Distribution of the Emperor Penguin
Emperor penguins live exclusively in Antarctica, and are almost always found between the 66º and 77º south latitudes. They can be found around the entire continent within the pack ice that freezes around the continent.
Diet of the Emperor Penguin
These penguins feed mainly on fish, crustaceans, and squid. When hunting, emperor penguins can dive to incredible depths. They have been known to dive up to 3,000 ft. deep! The most frequent feeding strategy involves diving to around 150 ft. deep, and looking up for fish swimming against the bottom of the sea ice. Most emperor penguins feed primarily upon Antarctic silverfish, though they also prey on cod, krill, and squid.

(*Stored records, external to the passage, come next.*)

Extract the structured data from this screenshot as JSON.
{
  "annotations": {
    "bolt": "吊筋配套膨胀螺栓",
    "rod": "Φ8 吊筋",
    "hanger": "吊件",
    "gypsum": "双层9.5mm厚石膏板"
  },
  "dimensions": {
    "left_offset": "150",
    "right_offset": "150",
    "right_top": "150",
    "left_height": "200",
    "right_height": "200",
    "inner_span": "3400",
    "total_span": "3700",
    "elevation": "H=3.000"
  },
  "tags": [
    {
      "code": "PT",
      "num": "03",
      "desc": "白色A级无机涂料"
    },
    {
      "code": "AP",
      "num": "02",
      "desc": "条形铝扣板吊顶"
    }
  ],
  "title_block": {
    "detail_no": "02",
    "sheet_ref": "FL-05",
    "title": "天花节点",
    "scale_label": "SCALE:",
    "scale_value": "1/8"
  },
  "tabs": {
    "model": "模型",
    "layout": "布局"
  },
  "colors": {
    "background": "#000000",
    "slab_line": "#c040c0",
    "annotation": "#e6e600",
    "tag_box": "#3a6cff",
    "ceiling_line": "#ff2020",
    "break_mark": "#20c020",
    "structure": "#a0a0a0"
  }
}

Emperor Penguin and Human Interaction
Because emperor penguins live in such a harsh environment, they have had very little human interaction in the past. Penguin hunting did occur, but usually in colonies of other species living closer to sub‑antarctic waters.
Unfortunately, that doesn’t mean that emperor penguins get off easy. While emperor penguin numbers are steady, the imminent threat of global climate change places these birds in jeopardy. Every year, as global temperatures increase, the pack ice these birds breed on gets thinner and smaller.
Emperor penguins have not been domesticated in any fashion.
Does the Emperor Penguin Make a Good Pet
Emperor penguins are incredibly difficult to care for because they require an extremely controlled environment, particularly temperature. The cost of building a habitat, upkeep, and keeping the animals properly cared for is immensely expensive.
Emperor Penguin Care
When they are kept in zoos, emperor penguins require very stringent care. Their habitat must be temperature controlled to replicate their natural habitat, and they must be provided a similar diet of fish, squid, and crustaceans. This food must all be restaurant quality to prevent illness in the birds. Because emperor penguins are highly social, they must also be provided with plenty of other penguins to socialize with!
Behavior of the Emperor Penguin
Emperor penguins are highly social birds, and can be found in extremely large colonies. In addition to breeding colonies, these penguins also travel and forage in groups. Though they may dive and surface around the same time, scientists are unsure if they cooperate while fishing.
Emperor penguins hunt exclusively in the water, and are excellent swimmers. They swim by “flying” through the water, flapping their wings in an up and down motion. This is the only flying they do, as penguins are flightless birds.
Reproduction of the Emperor Penguin
Emperor penguins breed in the Antarctic winter months of March and April. The penguins find mates using courtship calls and displays. Once they have chosen a mate, they will remain with the same mate 85% of the time.
Female penguins lay a single egg, and transfer it onto the male’s feet. While the female returns to the sea to fish, the male incubates and hatches the chick. After 64 days, the chick hatches from the egg. If the mother hasn’t returned, the father feeds the chick from a special gland in his throat, despite the fact he hasn’t eaten for months!
Once the mother returns, she takes over care of the chick, while the male returns to the sea to feed. By December and January, the chicks will have grown their adult feathers, and travel to the sea to begin hunting for themselves.